Ils traversèrent un périphérique désert et se dirigèrent vers les hauteurs de l’Africa Sector, là où se trouvait la villa de ce frimeur de Freeman. Ils évitèrent soigneusement les petites ruelles pour rester sur les axes principaux avant de pénétrer dans le quartier des villas, les mafieux regardaient avec envie le paysage.
« C’est ici. »
Dit simplement Serge en indiquant une grosse et belle bâtisse. Le chauffeur coupa ses phares et passa en sous-régime. Ils s’arrêtèrent à une cinquantaine de mètres du domaine. Vassili sortit de même que le chauffeur, laissant Serge seul. Le mafieux arma par sécurité son arme, mais il n’avait pas installé le silencieux.
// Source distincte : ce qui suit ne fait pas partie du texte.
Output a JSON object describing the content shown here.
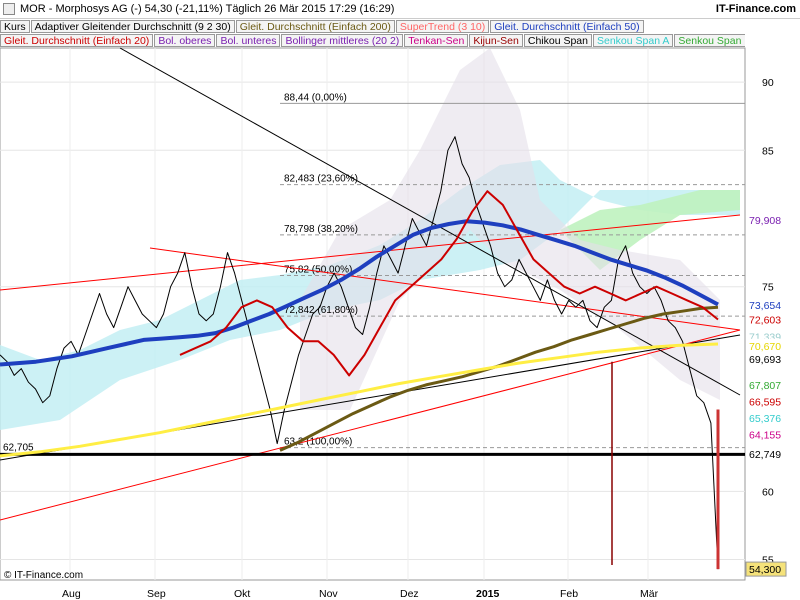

Le chauffeur partit en direction de l’entrée en sifflotant se prenant pour un passant, il jeta un bref regard, pas de dispositif de surveillance hyper-développé, ou alors il n’avait pas encore pu l’installer, après tout n’avait il pas acquis cette résidence qu’il y a quelques jours. Discrètement, le chauffeur revint sur ses pas, acquiesçant la tête. Il fallait tout de même faire vite.
Ils remontèrent en voiture et le chauffeur freina juste devant le portail, simultanément, Serge et Vassili sortirent, ouvrirent le coffre et balancèrent le cadavre par-dessus le portail. Ils remontèrent en piste, le moteur rugit, Serge tira quelques balles en l’air et laissant des traces de gomme sur le sol, la voiture disparut dans la pénombre. Cette fois-ci il fallait faire du bruit, le chauffeur roulait à folle allure dans le quartier avant de prendre la direction du périphérique et de reprendre une conduite normale.
« Dites monsieur … »
Commença à demander Vassili dans la voiture.
« Vous avez mis quelle carte alors ? »
Serge tourna le visage vers la vitre, observant les lumières de la ville qui se rapprochaient.
« L’effondrement du temple juif après la mort de Jésus-Christ. »
Le message était clair, il s’agissait d’un avertissement dans la plus pure tradition mafieuse. Lincoln ou bien ses hommes trouveront le cadavre du chien, une balle, une carte chrétienne dans la gueule, des douilles sur le sol, la gomme des pneus d’une voiture puissante, il devrait comprendre qu’il ne vaut mieux pas froisser les rois de la ville.